The most powerful description comes through the eyes of Nancie, the Ethiopian woman captured into slavery and the mother of Nat Turner. Through her eyes, the readers see and feel the exotic wonder of her culture. The readers behold the horror of her capture and enslavement, as though they were experiencing it themselves. And it is her surprisingly Christian perspective that uncovers the theme of the book. Nancie was an Ethiopian Christian before her capture, yet it is by Christians themselves that she is enslaved and abused. Throughout her story, the greatest and second greatest commandment are explored, especially the second one. In Matthew 22:39, Jesus says that the second greatest commandment is to love your neighbor as yourself. He even describes who one’s neighbor is with the parable of the Good Samaritan. Nancie herself has to come to grips with the realization that, while she was free, she did not follow this commandment, and now as a slave, she finds the result of not loving others as herself.
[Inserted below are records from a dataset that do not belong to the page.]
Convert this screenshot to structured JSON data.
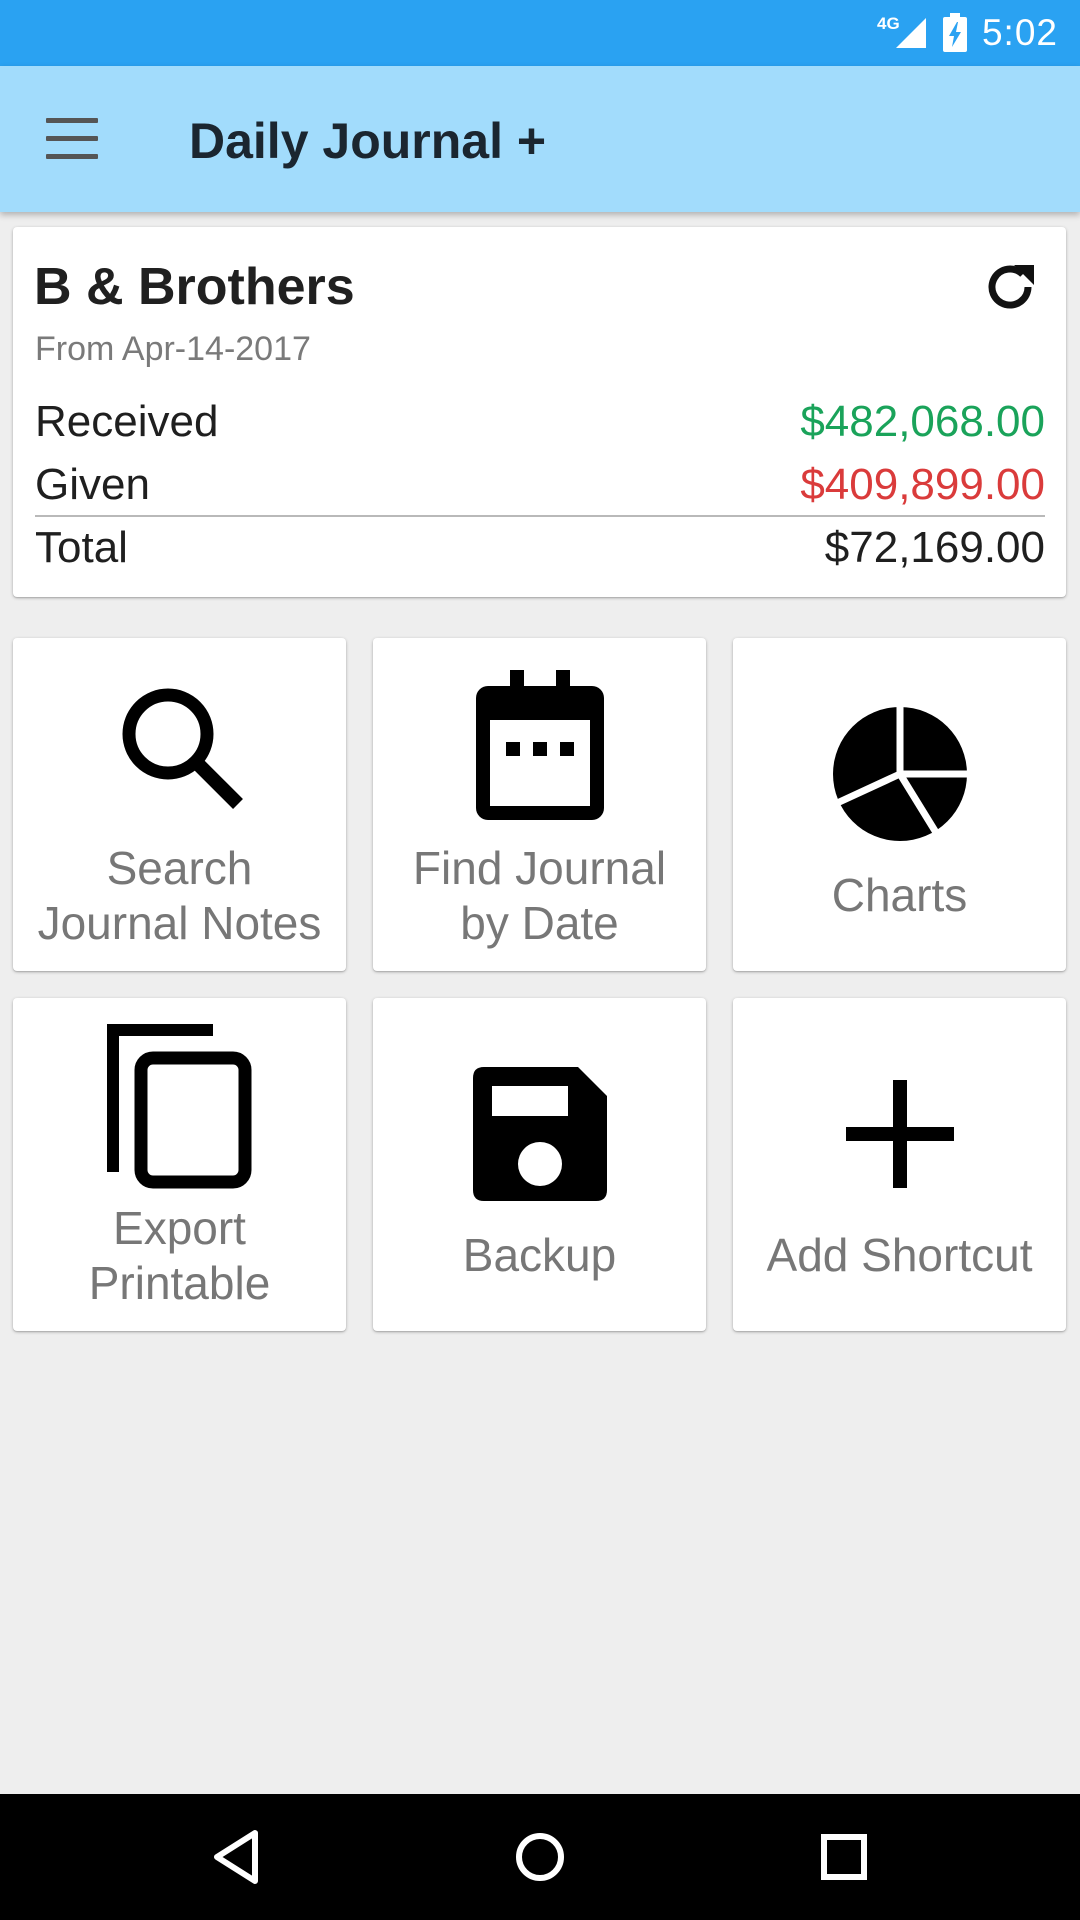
{
  "status_bar": {
    "network": "4G",
    "time": "5:02"
  },
  "app_bar": {
    "title": "Daily Journal +",
    "menu_icon": "hamburger-menu-icon"
  },
  "summary": {
    "company": "B & Brothers",
    "since": "From Apr-14-2017",
    "refresh_icon": "refresh-icon",
    "rows": {
      "received": {
        "label": "Received",
        "value": "$482,068.00",
        "color": "#1aa35a"
      },
      "given": {
        "label": "Given",
        "value": "$409,899.00",
        "color": "#da3b3b"
      },
      "total": {
        "label": "Total",
        "value": "$72,169.00"
      }
    }
  },
  "tiles": {
    "search": {
      "line1": "Search",
      "line2": "Journal Notes",
      "icon": "search-icon"
    },
    "find_date": {
      "line1": "Find Journal",
      "line2": "by Date",
      "icon": "calendar-icon"
    },
    "charts": {
      "label": "Charts",
      "icon": "pie-chart-icon"
    },
    "export": {
      "line1": "Export",
      "line2": "Printable",
      "icon": "copy-icon"
    },
    "backup": {
      "label": "Backup",
      "icon": "save-icon"
    },
    "add_shortcut": {
      "label": "Add Shortcut",
      "icon": "plus-icon"
    }
  },
  "nav_bar": {
    "back": "back-icon",
    "home": "home-icon",
    "recents": "recents-icon"
  },
  "colors": {
    "status_bar": "#2aa2f2",
    "app_bar": "#a2dcfc",
    "background": "#eeeeee",
    "received": "#1aa35a",
    "given": "#da3b3b"
  }
}
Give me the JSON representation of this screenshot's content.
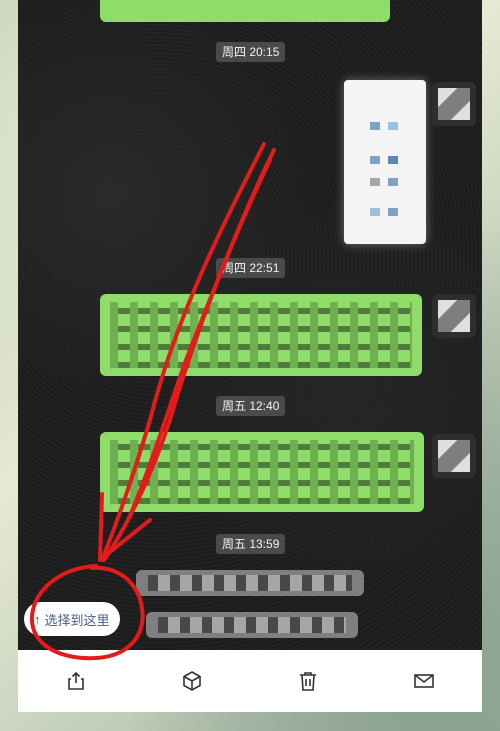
{
  "chat": {
    "timestamps": [
      "周四 20:15",
      "周四 22:51",
      "周五 12:40",
      "周五 13:59"
    ]
  },
  "select_pill": {
    "arrow": "↑",
    "label": "选择到这里"
  },
  "toolbar": {
    "items": [
      {
        "icon": "share-icon"
      },
      {
        "icon": "box-icon"
      },
      {
        "icon": "trash-icon"
      },
      {
        "icon": "mail-icon"
      }
    ]
  },
  "colors": {
    "bubble_green": "#8fdc6a",
    "annotation_red": "#e31b1b",
    "pill_text": "#4a5a8c"
  }
}
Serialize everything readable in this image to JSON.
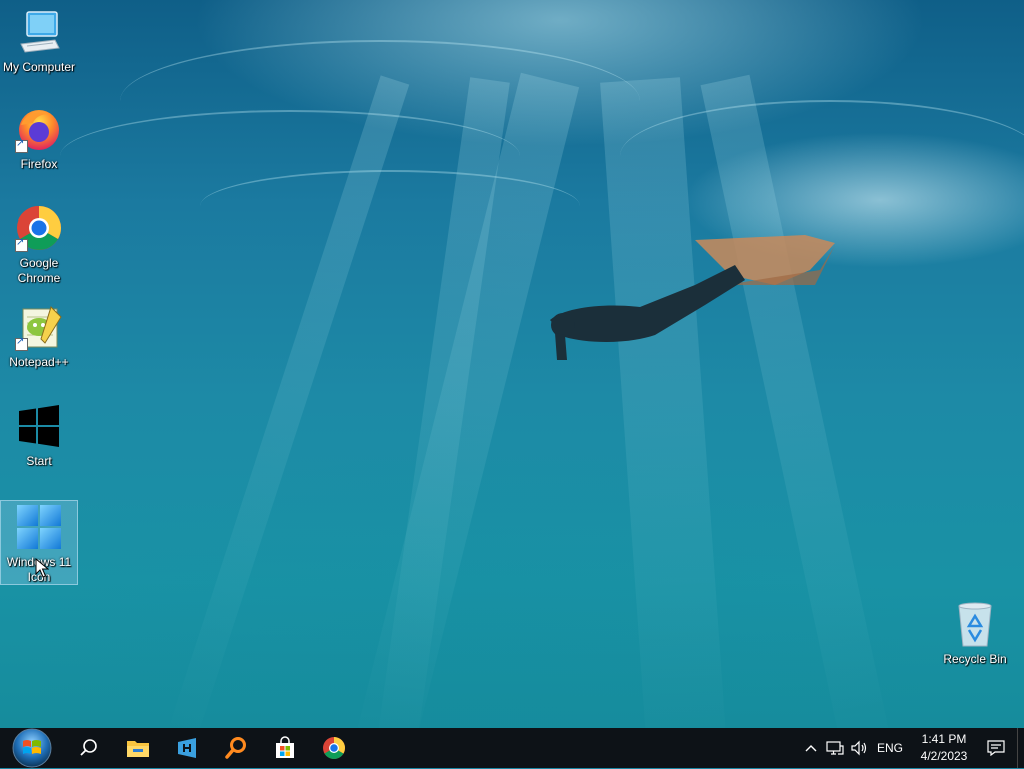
{
  "desktop": {
    "icons": [
      {
        "label": "My Computer",
        "icon": "computer-icon"
      },
      {
        "label": "Firefox",
        "icon": "firefox-icon"
      },
      {
        "label": "Google Chrome",
        "icon": "chrome-icon"
      },
      {
        "label": "Notepad++",
        "icon": "notepadpp-icon"
      },
      {
        "label": "Start",
        "icon": "windows-logo-icon"
      },
      {
        "label": "Windows 11 Icon",
        "icon": "windows11-logo-icon",
        "selected": true
      },
      {
        "label": "Recycle Bin",
        "icon": "recycle-bin-icon"
      }
    ]
  },
  "taskbar": {
    "buttons": [
      "start-orb",
      "search-icon",
      "file-explorer-icon",
      "app-icon",
      "search-app-icon",
      "store-icon",
      "chrome-icon"
    ],
    "tray": {
      "language": "ENG",
      "time": "1:41 PM",
      "date": "4/2/2023"
    }
  },
  "colors": {
    "taskbar": "#0d1217",
    "water_top": "#0f5f88",
    "water_bottom": "#168c9c",
    "selection": "#8cc8e6"
  }
}
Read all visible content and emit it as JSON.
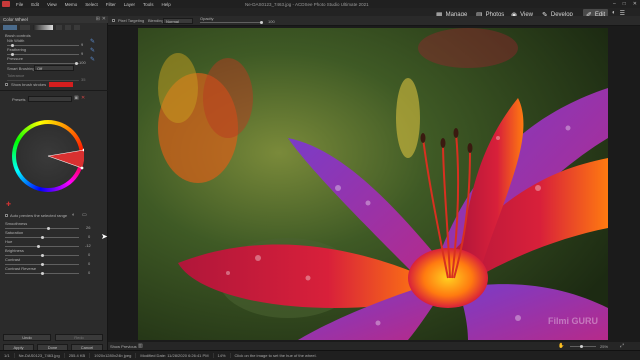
{
  "menubar": {
    "items": [
      "File",
      "Edit",
      "View",
      "Memo",
      "Select",
      "Filter",
      "Layer",
      "Tools",
      "Help"
    ],
    "title": "Ne-DAS0123_7463.jpg - ACDSee Photo Studio Ultimate 2021"
  },
  "modes": [
    {
      "label": "Manage",
      "icon": "manage-icon"
    },
    {
      "label": "Photos",
      "icon": "photos-icon"
    },
    {
      "label": "View",
      "icon": "view-icon"
    },
    {
      "label": "Develop",
      "icon": "develop-icon"
    },
    {
      "label": "Edit",
      "icon": "edit-icon"
    }
  ],
  "panel": {
    "title": "Color Wheel",
    "brush_controls": "Brush controls",
    "nib_width": {
      "label": "Nib Width",
      "value": "9"
    },
    "feathering": {
      "label": "Feathering",
      "value": "9"
    },
    "pressure": {
      "label": "Pressure",
      "value": "100"
    },
    "smart_brushing": {
      "label": "Smart Brushing",
      "option": "Off"
    },
    "tolerance": {
      "label": "Tolerance",
      "value": "35"
    },
    "show_brush_strokes": "Show brush strokes",
    "presets": "Presets",
    "auto_preview": "Auto preview the selected range",
    "smoothness": {
      "label": "Smoothness",
      "value": "26"
    },
    "saturation": {
      "label": "Saturation",
      "value": "0"
    },
    "hue": {
      "label": "Hue",
      "value": "-12"
    },
    "brightness": {
      "label": "Brightness",
      "value": "0"
    },
    "contrast": {
      "label": "Contrast",
      "value": "0"
    },
    "contrast_reverse": {
      "label": "Contrast Reverse",
      "value": "0"
    },
    "undo": "Undo",
    "redo": "Redo",
    "apply": "Apply",
    "done": "Done",
    "cancel": "Cancel"
  },
  "editstrip": {
    "pixel_targeting": "Pixel Targeting",
    "blending": "Blending:",
    "blending_value": "Normal",
    "opacity": "Opacity",
    "opacity_value": "100"
  },
  "bottomtools": {
    "show_previous": "Show Previous",
    "zoom": "25%"
  },
  "status": {
    "index": "1/1",
    "filename": "Ne-DAS0123_7463.jpg",
    "filesize": "255.4 KB",
    "dimensions": "1920x1280x24b jpeg",
    "modified": "Modified Date: 11/28/2020 6:26:41 PM",
    "zoom": "14%",
    "hint": "Click on the image to set the hue of the wheel."
  },
  "watermark": "Filmi GURU",
  "colors": {
    "accent": "#d23636",
    "panel": "#2b2b2b",
    "bg": "#1e1e1e"
  }
}
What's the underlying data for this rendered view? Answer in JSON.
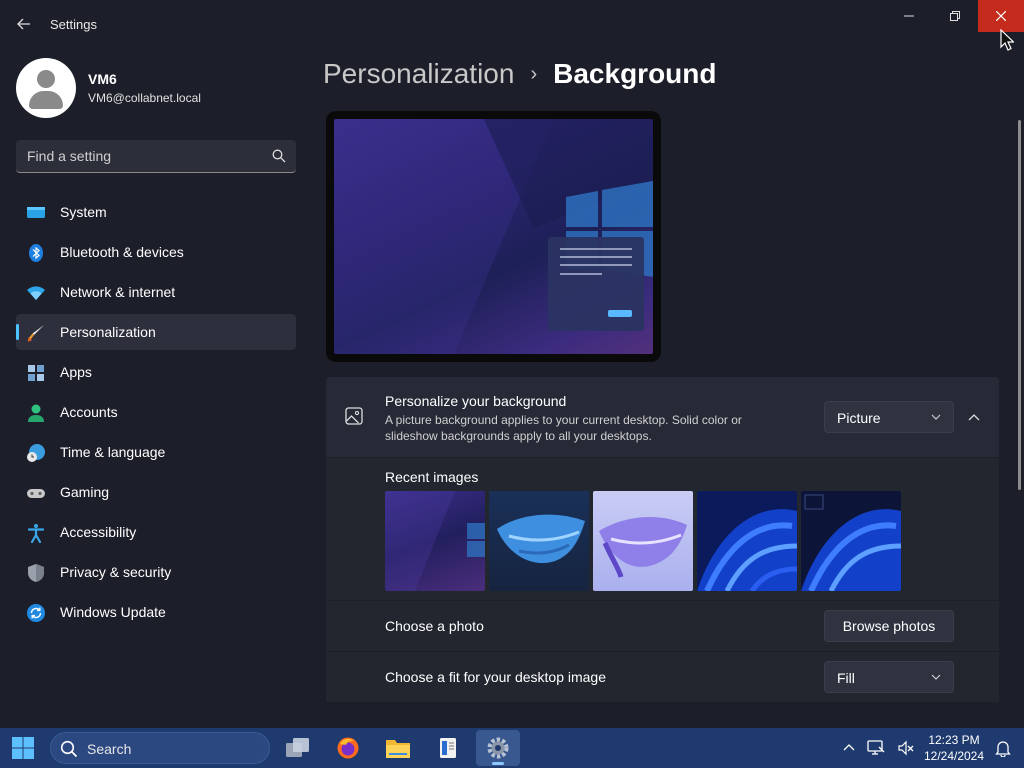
{
  "window": {
    "title": "Settings"
  },
  "profile": {
    "name": "VM6",
    "email": "VM6@collabnet.local"
  },
  "search": {
    "placeholder": "Find a setting"
  },
  "nav": {
    "items": [
      {
        "label": "System",
        "icon": "monitor-icon"
      },
      {
        "label": "Bluetooth & devices",
        "icon": "bluetooth-icon"
      },
      {
        "label": "Network & internet",
        "icon": "wifi-icon"
      },
      {
        "label": "Personalization",
        "icon": "brush-icon",
        "active": true
      },
      {
        "label": "Apps",
        "icon": "apps-icon"
      },
      {
        "label": "Accounts",
        "icon": "person-icon"
      },
      {
        "label": "Time & language",
        "icon": "globe-clock-icon"
      },
      {
        "label": "Gaming",
        "icon": "gamepad-icon"
      },
      {
        "label": "Accessibility",
        "icon": "accessibility-icon"
      },
      {
        "label": "Privacy & security",
        "icon": "shield-icon"
      },
      {
        "label": "Windows Update",
        "icon": "update-icon"
      }
    ]
  },
  "breadcrumb": {
    "parent": "Personalization",
    "separator": "›",
    "current": "Background"
  },
  "background": {
    "title": "Personalize your background",
    "description": "A picture background applies to your current desktop. Solid color or slideshow backgrounds apply to all your desktops.",
    "type_value": "Picture",
    "recent_label": "Recent images",
    "choose_photo_label": "Choose a photo",
    "browse_label": "Browse photos",
    "fit_label": "Choose a fit for your desktop image",
    "fit_value": "Fill"
  },
  "taskbar": {
    "search_label": "Search",
    "time": "12:23 PM",
    "date": "12/24/2024"
  },
  "colors": {
    "accent": "#4cc2ff",
    "close_red": "#c42b1c",
    "taskbar": "#1f3a6e"
  }
}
Foster describes the lives of slaves realistically, but with dignity. One of the aspects of a female slave's life has to deal with sexual abuse by the slave owners. While it is mentioned several times, Foster never actually lowers herself to giving graphic accounts of the abuse. Rather she uses the victim’s thoughts, feelings, and words afterward to show the impact it has on the slaves, how they were treated like property, rather than people deserving respect.

As a person who enjoys history, especially discovering the people involved in history, I found this book to be wonderfully detailed and vivid, bringing to life events I didn't know about before reading it. Sharon Ewell Foster captured my imagination with her unforgettable writing and characters. I highly recommend this novel for anyone who loves history or even just enjoys reading a well-written book. Nathan Sturgis, www.ChrsitianBookPreviews.com

Publisher's Weekly

Foster (Passing by Samaria), acclaimed author of several books she calls "gospel novels," writes vividly about faith and slavery in this fast-paced narrative. Harriet Beecher Stowe, author of Uncle Tom's Cabin, aims to clarify the accepted history of Nat Turner's prosecution. Turner, the Ethiopian turned American slave, is a well-read patriot in slaves' eyes, but an ornery slave who needs to be put in his place in his mistress's eyes. Foster describes the Southern hierarchy of women and slave owners and rebellious and submissive slaves with equally deft passages. On August 22, 1831, when dozens of white people are killed in an insurrection, Turner is the assumed culprit. Hundreds of slaves are killed for participating in the uprising. The details and plot are nearly flawless, except in some of the courtroom scenes, where the story sags and there's too much repetition. Despite a few dull pages and some confusing transition between plantation life and the life of Turner's mother, Nancie, in Africa, the story is riveting and expertly told by an inspired, practiced storyteller. (Aug.) Copyright 2011 Reed Business Information.

Editorial Reviews

“Foster (Passing by Samaria), acclaimed author of several books she calls ‘gospel novels,’ writes vividly about faith and slavery in this fast-paced narrative…Foster describes the Southern hierarchy of women and slave owners and rebellious and submissive slaves with equally deft passages…the story is riveting and expertly told by an inspired, practiced storyteller.”